From the Battlefield to the Classroom
Albright Veterans Club
(photo from the 1948 yearbook)
Front row (left to right):
Good, Engle, Pringle, McLaughlin, Swope, Morgan, Filder, Nahm, J.
Moyer, R.Miller. Second row: Crawford, Lamberson, E. Davis, Crozier,
G. Lakow, Reeser, Brusch, Allen, W. Boyer, Koehler, Kenner, Himmelberger.
Third row: Kopp, Reeves, Bower, Woodring, G. Bailey, Pullis, Harp,
Carson, Woynarowski, Walb, Mull. Fourth row: Haller, Snook, Marlow,
Killian, Tucci, Lieb, Rowe, Werner, Liddicoat, Diaz, Ansbach, Wolf,
Manzolillo, Harper. Fifth row: Cocking, Zimmerman, Krecker, Chelius,
Anlian, Mallow, LaRue, Evans, Diehm, Coleman, Reed, Sokol, D. Voigt,
Hayum, Potts. Sixth row: Siefert, D. Johnson, W. Miller, Braun,
D. Rottermel, Witman, Stewart, H. Lebo, Henry, Winter, Markowitz
They traded guns for books,
uniforms for slacks, trenches for dormitories and uncertainty for
the future. In the spring and summer of 1946 young veterans returned
home from war ready to experience college life. College attendances
throughout the country swelled as institutions opened wide their
doors to the returning youth.
For many veterans the adjustment
from military service to college life was not an easy one. "It
was a difficult adjustment at first and made me wish I had finished
up before I went into service," says Warren Engle ’48.
To them, the country was different and so were the families and
friends they left behind. The numerous veterans at Albright turned
to each other for support and formed the Albright Veterans Club
The constitution of the Veterans
Club set forth to, "perpetuate the memory of the alumni of
Albright College who made the supreme sacrifice that this nation
might live in peace…to preserve the memories and incidents
of their associations in World War II…to supplement, through
counseling and fellowship the rehabilitation of their comrades at
The 357 veterans attending Albright
at the time used the Veterans Club as a means of gaining information
and assistance concerning termination of benefits, pending G.I.
legislation, tutoring and counsel through various stages of college
life such as orientation and college traditions.
The College also did all it could
to support its new class of veterans. "Albright was 100 percent
supportive of the club," says Engle. Both Albright and its
veterans learned and gained valuable things from each other. According
to Discovery and Promise: A History of Albright College; "Veterans
brought with them a maturity and singleness of purpose which helped
them to do superior academic work. They provided the best student
bodies colleges had experienced for decades."
The members of the Veterans Club were
active on campus and also joined other colleges for the greater
benefit of all veterans. In 1947 members of the Veterans Club joined
veterans from colleges in New York, New Jersey, Delaware and Maryland
at the Student Veterans Coordinating Committee, held at the University
of Pennsylvania, to discuss bills pending before Congress.

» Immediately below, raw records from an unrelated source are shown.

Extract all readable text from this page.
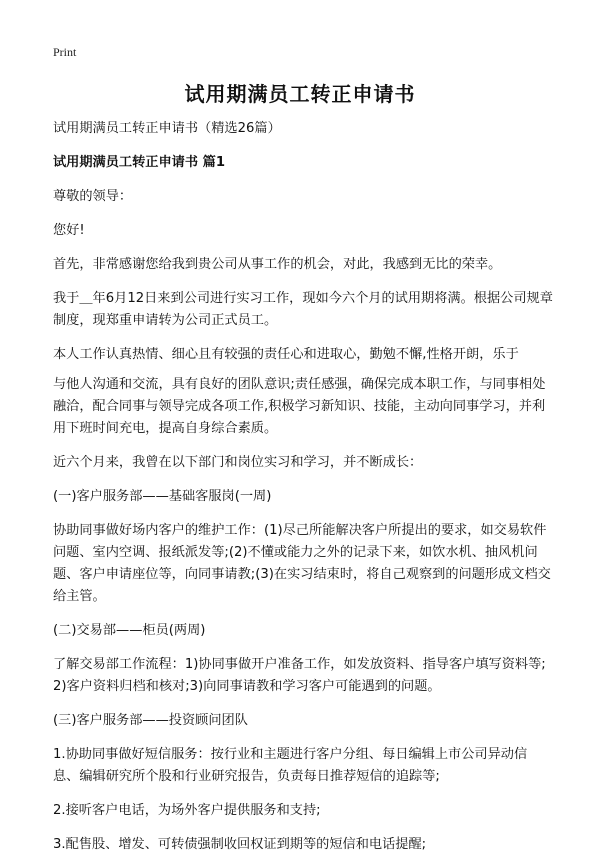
Print
试用期满员工转正申请书

试用期满员工转正申请书（精选26篇）

试用期满员工转正申请书 篇1

尊敬的领导：

您好!

首先，非常感谢您给我到贵公司从事工作的机会，对此，我感到无比的荣幸。

我于＿年6月12日来到公司进行实习工作，现如今六个月的试用期将满。根据公司规章制度，现郑重申请转为公司正式员工。

本人工作认真热情、细心且有较强的责任心和进取心，勤勉不懈,性格开朗，乐于

与他人沟通和交流，具有良好的团队意识;责任感强，确保完成本职工作，与同事相处融洽，配合同事与领导完成各项工作,积极学习新知识、技能，主动向同事学习，并利用下班时间充电，提高自身综合素质。

近六个月来，我曾在以下部门和岗位实习和学习，并不断成长：

(一)客户服务部——基础客服岗(一周)

协助同事做好场内客户的维护工作：(1)尽己所能解决客户所提出的要求，如交易软件问题、室内空调、报纸派发等;(2)不懂或能力之外的记录下来，如饮水机、抽风机问题、客户申请座位等，向同事请教;(3)在实习结束时，将自己观察到的问题形成文档交给主管。

(二)交易部——柜员(两周)

了解交易部工作流程：1)协同事做开户准备工作，如发放资料、指导客户填写资料等;2)客户资料归档和核对;3)向同事请教和学习客户可能遇到的问题。

(三)客户服务部——投资顾问团队

1.协助同事做好短信服务：按行业和主题进行客户分组、每日编辑上市公司异动信息、编辑研究所个股和行业研究报告，负责每日推荐短信的追踪等;

2.接听客户电话，为场外客户提供服务和支持;

3.配售股、增发、可转债强制收回权证到期等的短信和电话提醒;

According to the 1948 Cue, "The
overall purpose of this club is to promote patriotism and Americanism
with a zeal equal to that with which they demonstrated and defended
during our crucial period of war."
The men and women of the Veterans
Club approached every aspect of their lives with zeal. The return
of these young veterans to colleges across the country saw the beginning
of one of the most prosperous times in recent American history.
They survived a world war and their willingness to learn and grow
propelled America into the "golden age" of the 1950s.